"Handsomely done! Now straight for the entrance of the water-cave, and ho for the isle of Fiara!" cried Wat, who began with every stroke to feel himself drawing clear of the multiplied dangers of the night. Yet the most difficult part of the passage was still to come.

All the while Kate sat silent and watchful in the stern. Wat and Scarlett were at the oars. Scarlett used the unconscious Jan for an excellent stretcher as he laid himself to his work. So strong was the north current even there that they had to pull hard for a moment or two lest they should be carried past the goë which formed the entrance to the water-cavern through which they must pass to their city of refuge.

"There!" at last cried Wat, indicating the dark break in the cliff-line with a certain pride, as they came almost level with the mouth of the passage, and saw vast sombre walls rising solemnly on either side of that black lane of sea-water, sown with phosphorescent sparks, which stretched before them.

Presently they were shut within, as it had been by the turning of a wrist. The stars went out above. The waters slept. The air was still as in a chamber. The soughing roar of the Suck of Suliscanna died down to a whisper and then was heard no more.

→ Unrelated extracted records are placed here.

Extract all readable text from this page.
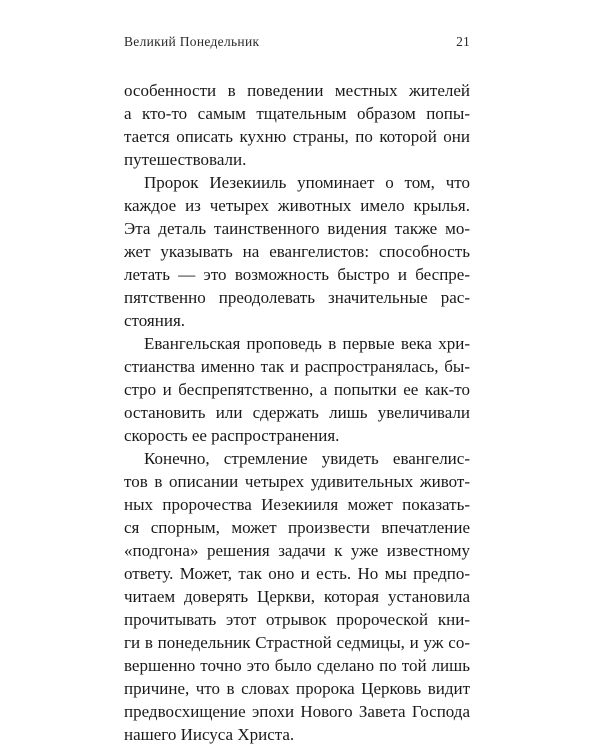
Великий Понедельник	21
особенности в поведении местных жителей
а кто-то самым тщательным образом попы-
тается описать кухню страны, по которой они
путешествовали.
Пророк Иезекииль упоминает о том, что
каждое из четырех животных имело крылья.
Эта деталь таинственного видения также мо-
жет указывать на евангелистов: способность
летать — это возможность быстро и беспре-
пятственно преодолевать значительные рас-
стояния.
Евангельская проповедь в первые века хри-
стианства именно так и распространялась, бы-
стро и беспрепятственно, а попытки ее как-то
остановить или сдержать лишь увеличивали
скорость ее распространения.
Конечно, стремление увидеть евангелис-
тов в описании четырех удивительных живот-
ных пророчества Иезекииля может показать-
ся спорным, может произвести впечатление
«подгона» решения задачи к уже известному
ответу. Может, так оно и есть. Но мы предпо-
читаем доверять Церкви, которая установила
прочитывать этот отрывок пророческой кни-
ги в понедельник Страстной седмицы, и уж со-
вершенно точно это было сделано по той лишь
причине, что в словах пророка Церковь видит
предвосхищение эпохи Нового Завета Господа
нашего Иисуса Христа.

"Stand up, Jack, and paddle for your life!" commanded Wat. He had often enough crossed Loch Ken in this manner, after having read Captain John Smith's Adventures in Virginia with profit and pleasure.

"'Fore the prince!" cried Scarlett, indignantly; "I had just learned one way of it, sitting with my nose to the rear-guard, which as soon as I can make shift to do without the oar taking me in the stomach—lo, I am sharply turned about and bidden begin all over again with my face to the line of advance!"

"Stop talking—get up and do it!" cried Wat, impatiently; "grumble when we get through. This is no sham fight on the common of Amersfort with the white-capped young frows sitting on benches at their knitting."

Obediently Scarlett rose, grasped his oar short in his hands, and imitated as best he could in the darkness Wat's long sweeping stroke past the side of the boat, as he stood and conned the passage from the stem.

The tunnel seemed long to Wat, who had formerly swum it swiftly enough with thoughts of Kate singing in his head. The dark dripping walls on either side of them stretched on interminably. Ever a denser dark seemed to envelop them. The gloom and weight of rocks above them shut them in. They had dived, as it seemed, into the very earth-bowels as soon as ever the boat swam noiselessly into the arched blackness of the water-cavern.

"Now take your oar by the middle and stand by to push off if we come too near to the rocks on either side," commanded Wat, from the prow.